En Afganistán, tras la retirada del aspirante presidencial, el opositor Abdullah Abdullah y la cancelación de la segunda vuelta electoral que debía realizarse el próximo 7 de noviembre, el panorama político del país ha entrado en un nuevo tramo de crisis: el reelecto Hamid Karzai carece de legitimidad, habida cuenta de que en la primera vuelta de los comicios se realizó un fraude masivo, y para todo mundo, dentro y fuera del territorio afgano, resulta claro que debe su permanencia en el cargo al gobierno de Estados Unidos (el cual no ha tenido más remedio que reconocerlo como presidente) y no a los votantes del convulsionado país centroasiático.

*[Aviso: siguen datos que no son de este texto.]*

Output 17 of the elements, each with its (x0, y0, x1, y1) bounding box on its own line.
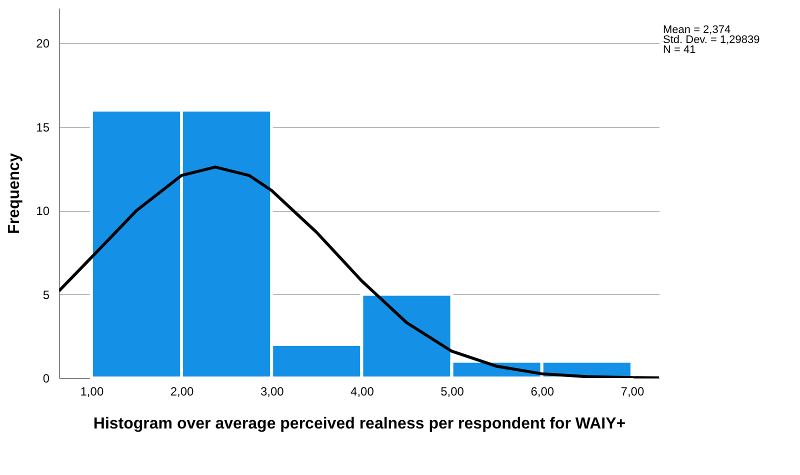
x-tick-label: 6,00 (530, 384, 554, 398)
x-tick-label: 2,00 (170, 384, 194, 398)
y-tick-label: 15 (36, 120, 50, 134)
x-tick-label: 4,00 (350, 384, 374, 398)
y-tick-label: 20 (36, 36, 50, 51)
text: Mean = 2,374 (663, 24, 731, 36)
y-tick-label: 10 (36, 204, 50, 218)
x-tick-label: 1,00 (80, 384, 104, 398)
text: N = 41 (663, 44, 696, 56)
y-tick-label: 0 (42, 372, 50, 386)
y-axis-title: Frequency (6, 152, 24, 234)
y-tick-label: 5 (42, 288, 50, 302)
x-tick-label: 3,00 (260, 384, 284, 398)
x-axis-title: Histogram over average perceived realness per respondent for WAIY+ (93, 416, 626, 432)
text: Std. Dev. = 1,29839 (663, 34, 760, 46)
x-tick-label: 5,00 (440, 384, 464, 398)
x-tick-label: 7,00 (620, 384, 644, 398)
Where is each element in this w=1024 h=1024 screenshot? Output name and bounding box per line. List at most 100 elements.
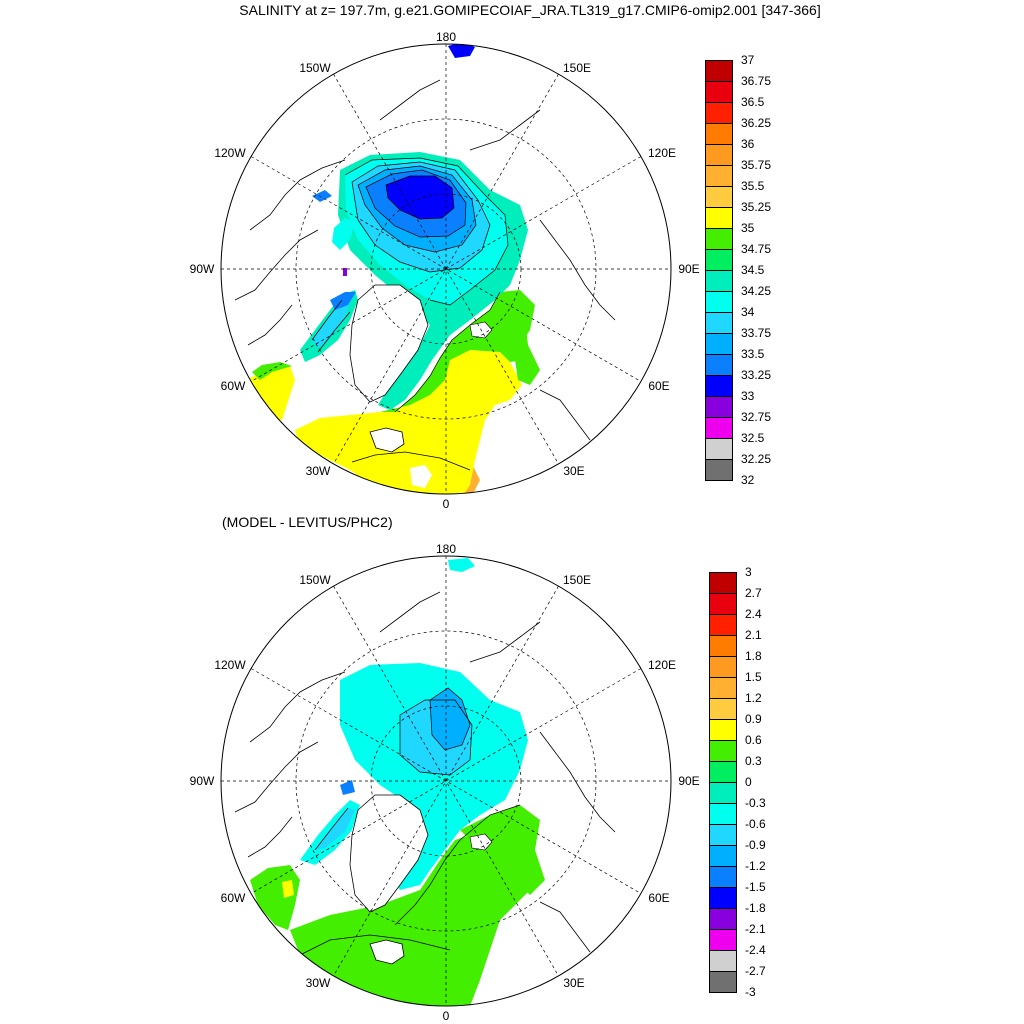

Para muchos analistas, la realidad es inocultable: el régimen que encabeza Karzai es sólo una débil bisagra civil entre los señores de la guerra que ejercen el control de las zonas no dominadas por el talibán y los gobiernos que participan en la ocupación militar extranjera. Pero además, el regalo de una segunda presidencia a Hamid Karzai hace de Afganistán un estado al borde del colapso.
Los talibán han dicho de Karzai que es un presidente marioneta. Afirman que la anulación de la segunda vuelta de la elección ha demostrado que las decisiones concernientes Afganistán son elaboradas en Washington y Londres antes de ser anunciadas en Kabul.